It was small, with flowered wallpaper, and sparsely furnished—a plain deal table with a white lace cloth over it where she ate her meals; the narrow brass bed where she slept; the cracked washstand and porcelain jug for her ablutions; the windowsill where she stacked her books, and the small chair where she sat each night and wrote letters to her brother—letters she knew she could never send, letters she kept hidden under her mattress where the Dark Sisters would not find them.
It was her way of keeping a diary and of assuring herself, somehow, that she would see Nate again someday and be able to give them to him. She crossed the room to the mirror that hung against the far wall, and smoothed down her hair. There was the pale oval of her face dominated by hollow gray eyes—a shadowed face without color in its cheeks or hope in its expression. She looked away quickly. Jane Eyre had had brown hair, and plenty of other heroines besides.

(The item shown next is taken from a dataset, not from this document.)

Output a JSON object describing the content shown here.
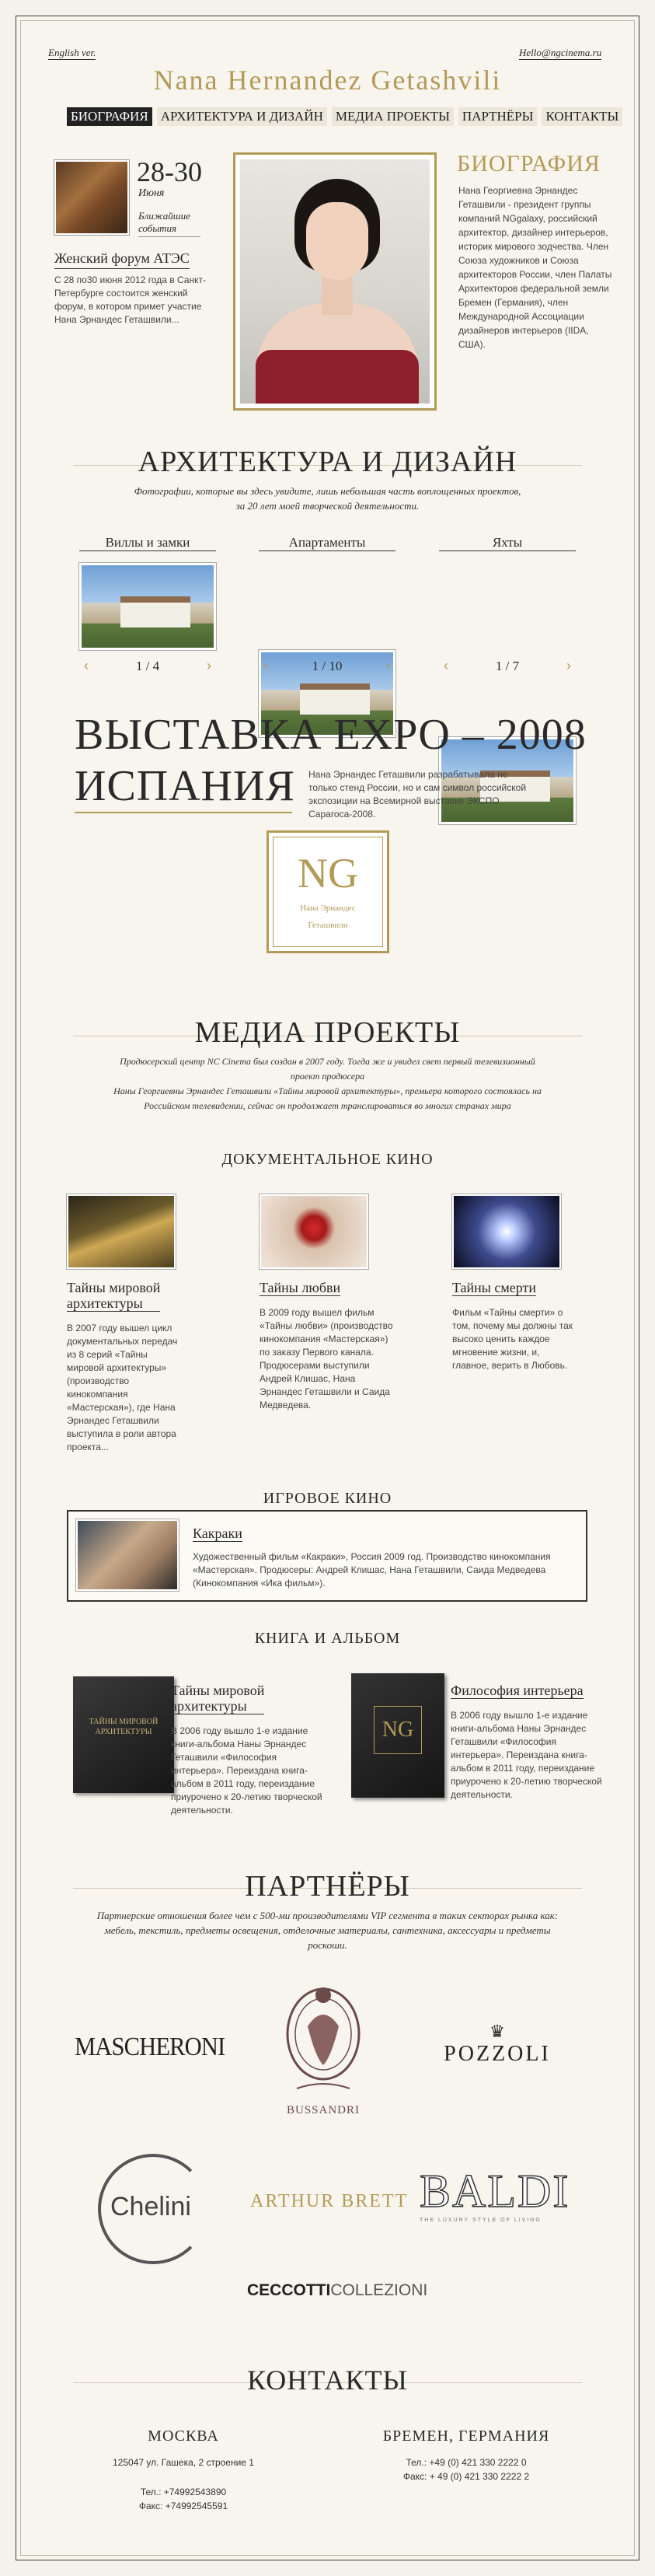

She looked pinched and bedraggled and altogether like a frightened scarecrow. She wondered if Nate would even recognize her if he saw her today. At that thought her heart seemed to shrink inside her chest. Without him, she was completely alone in the world. There was no one at all for her. No one in the world who cared whether she lived or died. Sometimes the horror of that thought threatened to overwhelm her and plunge her down into a bottomless darkness from which there would be no return.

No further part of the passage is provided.